Maladies de la pomme de terre et vers fil-de-fer : types de dégâts, biologie et contrôle

C'est le cauchemar de tout producteur de pommes de terre : la récolte approche, les tubercules semblent prometteurs de l'extérieur, mais un examen plus attentif révèle le désastre. De petits trous circulaires traversent la peau et, au fond de la pomme de terre, se trouvent des passages d'alimentation bruns. La cause n’est pas étrangère, mais l’un des ravageurs les plus tenaces de l’agriculture : le ver fil-de-fer. Contrairement aux maladies foliaires superficielles, ce ravageur agit en secret. La combattre est extrêmement difficile car les agents chimiques efficaces disparaissent de plus en plus du marché. Si vous souhaitez protéger votre culture de pommes de terre contre le taupin, vous devez comprendre la biologie complexe de ce ravageur et vous appuyer sur une gestion intelligente des superficies sur plusieurs années.

Les choses les plus importantes en un coup d'oeil

  • Dégâts : trous circulaires de 2 à 4 mm de large dans le tubercule de pomme de terre, souvent confondus avec des dommages causés par des escargots ou du Rhizoctonia solani (Drycore).
  • Cycle de vie : Les vers fil-de-fer sont les larves des taupins (Agriotes spp.). Selon les espèces, leur développement dans le sol prend 3 à 5 ans.
  • Phases d'activité : Les larves se nourrissent principalement au printemps et à la fin de l'été/automne dans les couches supérieures du sol, en fonction de l'humidité du sol.
  • Facteur de risque lié au labour des prairies : Le risque d'infestation pour les pommes de terre est le plus élevé au cours des trois premières années suivant le labour des prairies artificielles vivaces.
  • Contrôle : Les insecticides chimiques directs sont largement interdits. La réglementation est basée sur la rotation des cultures, un labour superficiel à la fin de l'été et l'utilisation expérimentale de champignons entomopathogènes (par exemple Metarhizium brunneum).
Vergleich von Drahtwurm- und Schneckenschäden an Kartoffeln.
Comparaison des dégâts causés par les taupins et les limaces sur les pommes de terre.

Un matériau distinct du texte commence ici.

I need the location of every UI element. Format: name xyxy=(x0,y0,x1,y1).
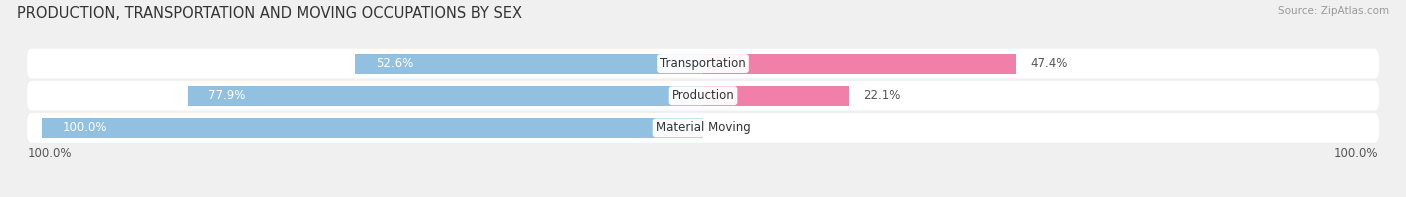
Bar xyxy=(42,118,703,138)
Text: Material Moving: Material Moving xyxy=(655,121,751,134)
Bar xyxy=(703,54,1017,73)
Text: Source: ZipAtlas.com: Source: ZipAtlas.com xyxy=(1278,6,1389,16)
Text: PRODUCTION, TRANSPORTATION AND MOVING OCCUPATIONS BY SEX: PRODUCTION, TRANSPORTATION AND MOVING OC… xyxy=(17,6,522,21)
Text: 100.0%: 100.0% xyxy=(1334,147,1378,160)
FancyBboxPatch shape xyxy=(27,81,1379,111)
Bar xyxy=(188,86,703,106)
Bar xyxy=(703,86,849,106)
Text: 100.0%: 100.0% xyxy=(28,147,72,160)
Text: 0.0%: 0.0% xyxy=(717,121,747,134)
Text: 77.9%: 77.9% xyxy=(208,89,246,102)
Text: Transportation: Transportation xyxy=(661,57,745,70)
Text: 47.4%: 47.4% xyxy=(1031,57,1067,70)
Bar xyxy=(356,54,703,73)
Text: 22.1%: 22.1% xyxy=(863,89,900,102)
Text: Production: Production xyxy=(672,89,734,102)
FancyBboxPatch shape xyxy=(27,49,1379,78)
Text: 100.0%: 100.0% xyxy=(62,121,107,134)
Text: 52.6%: 52.6% xyxy=(375,57,413,70)
FancyBboxPatch shape xyxy=(27,113,1379,143)
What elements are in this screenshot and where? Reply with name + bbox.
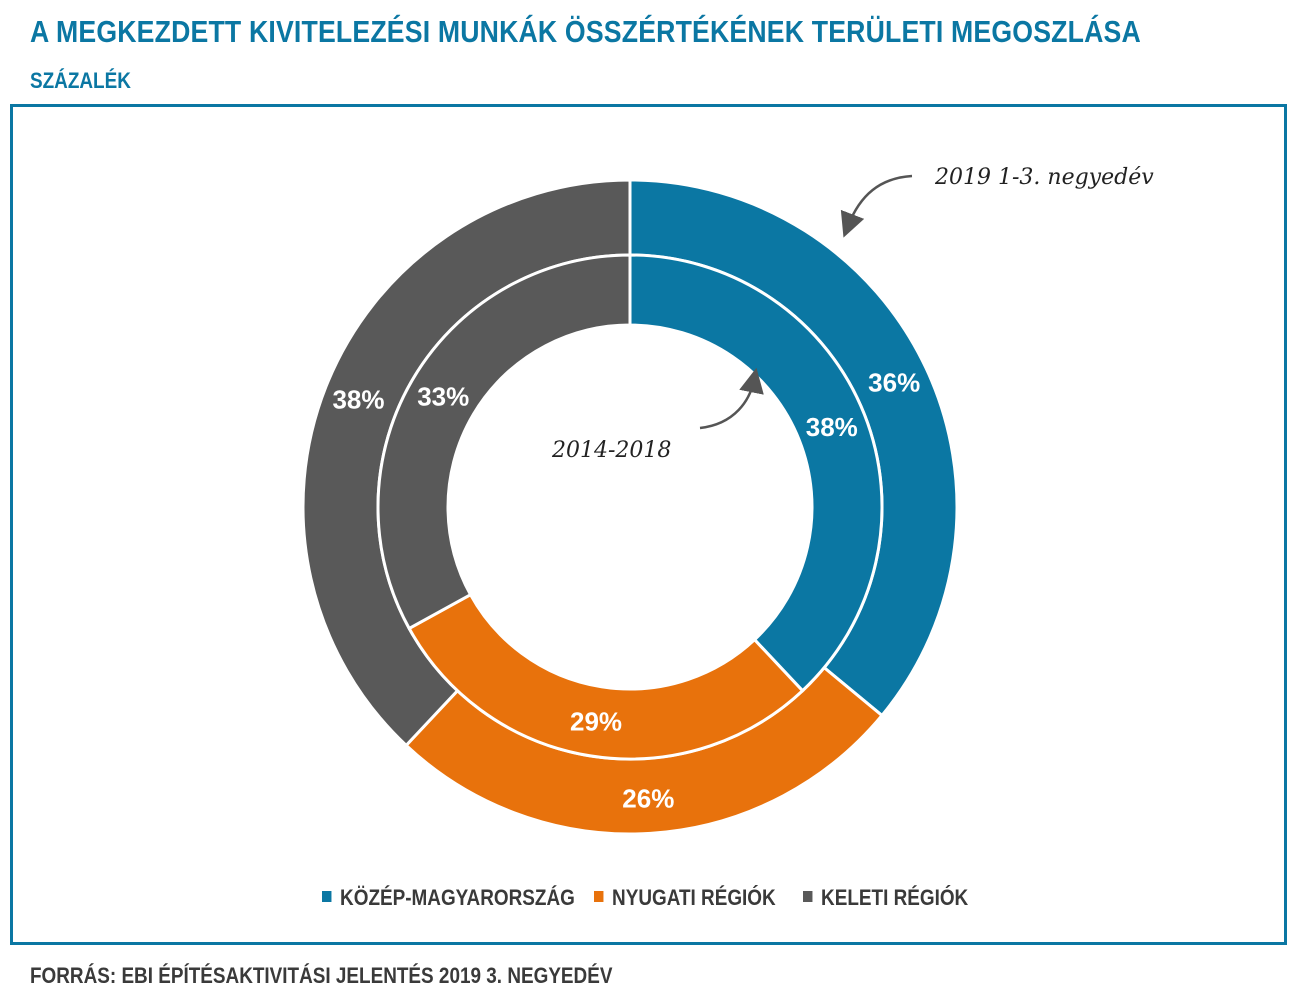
inner-ring-slice-keleti <box>376 253 632 631</box>
legend-label-nyugati: NYUGATI RÉGIÓK <box>612 885 776 910</box>
outer-ring-arrow <box>840 174 913 238</box>
legend-swatch-kozep <box>322 891 332 902</box>
donut-labels: 36% 26% 38% 38% 29% 33% <box>332 368 920 814</box>
source-note: FORRÁS: EBI ÉPÍTÉSAKTIVITÁSI JELENTÉS 20… <box>30 963 613 988</box>
legend-label-kozep: KÖZÉP-MAGYARORSZÁG <box>340 885 575 910</box>
inner-ring-label-nyugati: 29% <box>570 706 622 736</box>
legend-item-nyugati: NYUGATI RÉGIÓK <box>594 885 776 911</box>
legend-item-kozep: KÖZÉP-MAGYARORSZÁG <box>322 885 575 911</box>
outer-ring-label-keleti: 38% <box>332 385 384 415</box>
outer-ring-annotation: 2019 1-3. negyedév <box>934 165 1154 190</box>
chart-title: A MEGKEZDETT KIVITELEZÉSI MUNKÁK ÖSSZÉRT… <box>30 14 1141 49</box>
outer-ring-label-nyugati: 26% <box>622 783 674 813</box>
legend-label-keleti: KELETI RÉGIÓK <box>821 885 969 910</box>
inner-ring-arrow <box>699 367 764 430</box>
inner-ring-slice-nyugati <box>407 592 805 761</box>
donut-rings <box>301 178 959 836</box>
outer-ring-label-kozep: 36% <box>868 368 920 398</box>
chart-legend: KÖZÉP-MAGYARORSZÁG NYUGATI RÉGIÓK KELETI… <box>0 885 1300 925</box>
inner-ring-annotation: 2014-2018 <box>551 438 671 463</box>
legend-swatch-nyugati <box>594 891 604 902</box>
inner-ring-label-keleti: 33% <box>417 382 469 412</box>
inner-ring-label-kozep: 38% <box>806 412 858 442</box>
chart-frame <box>10 104 1287 945</box>
legend-item-keleti: KELETI RÉGIÓK <box>803 885 968 911</box>
chart-subtitle: SZÁZALÉK <box>30 68 131 93</box>
legend-swatch-keleti <box>803 891 813 902</box>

Dégâts et conséquences économiques : Quand le taupin dévalorise la récolte de pomme de terre

Les vers fil-de-fer ont un corps brun doré à jaune, hautement chitinisé, mesurent jusqu'à 3 cm de long et ont trois paires de pattes sur le devant du corps. L'espèce agricole du genre Agriotes se caractérise par son extrémité arrière conique avec deux ouvertures respiratoires visibles à l'œil nu, appelées "taches oculaires" [1].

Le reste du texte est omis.